According to NBC29, since Attorney General Mark R. Herring wanted to protect Virginians, he has recently announced a settlement with Dallas-based MoneyGram Payment Systems, Inc. resolving a multistate investigation. This is allegedly focused on complaints from consumers who used MoneyGram's wire transfer service to send money to third parties involved in scams and schemes to defraud consumers.
In addition to the Commonwealth of Virginia, 48 states and the District of Columbia participated in this settlement. This aims to strengthen safeguards that prevent scammers from ripping off consumers through money transfers.
"Scammers and con artists use a whole range of increasingly-sophisticated schemes to persuade consumers to wire them money," stated Attorney General Herring. He also added, "these can range from the 'grandparent or relative in distress' scam, in which a fraudster contacts a grandparent and falsely claims that money must be wired to assist with a grandchild's medical or legal emergency, to lottery and contest scams in which consumers are told they have won a large sum of money but must first wire money to pay required taxes or fees before receiving their winnings. "
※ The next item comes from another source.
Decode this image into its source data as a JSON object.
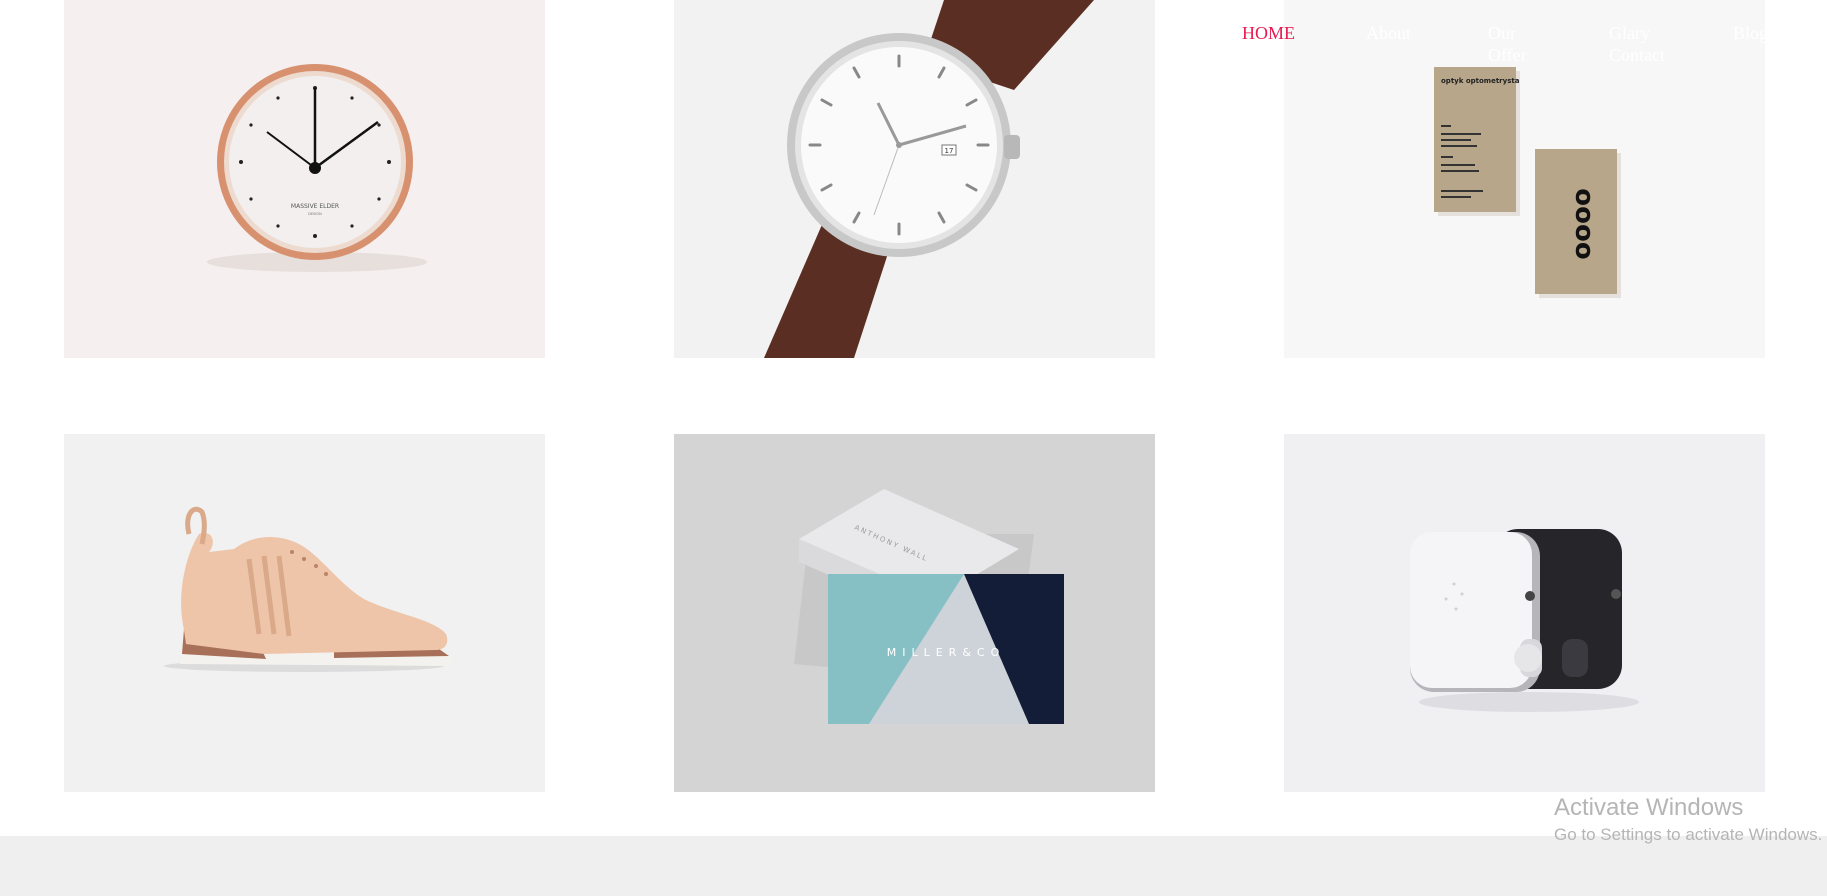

The settlement between MoneyGram and the states has two main components. Firstly, MoneyGram has decided to uphold and go on with the improvement of a comprehensive and robust anti-fraud program. This will be designed to help detect and prevent consumers from suffering financial losses as a result of these types of fraud induced wire transfers, as reported by Augusta Free Press.
Next is that MoneyGram has agreed to pay a total of $13 million dollars to the states to fund a nationwide consumer restitution program and for the states' costs and fees. The settlement provides for an independent third party settlement administrator who will review MoneyGram records and send notices regarding restitution to all consumers who are eligible to receive restitution under this settlement.
Richmond also claimed that in addition to Virginia, 48 states and the District of Columbia participated in the settlement. A spokesman for Herring mentioned that the state will get $20,000 from the settlement and will work with a third-party administrator to identify and contact people who may be eligible.
For now, generally speaking, people who are eligible for restitution are those who filed complaints with MoneyGram between July 1, 2008, and Aug. 31, 2009. But it is still unclear how many Virginia residents might be eligible for restitution.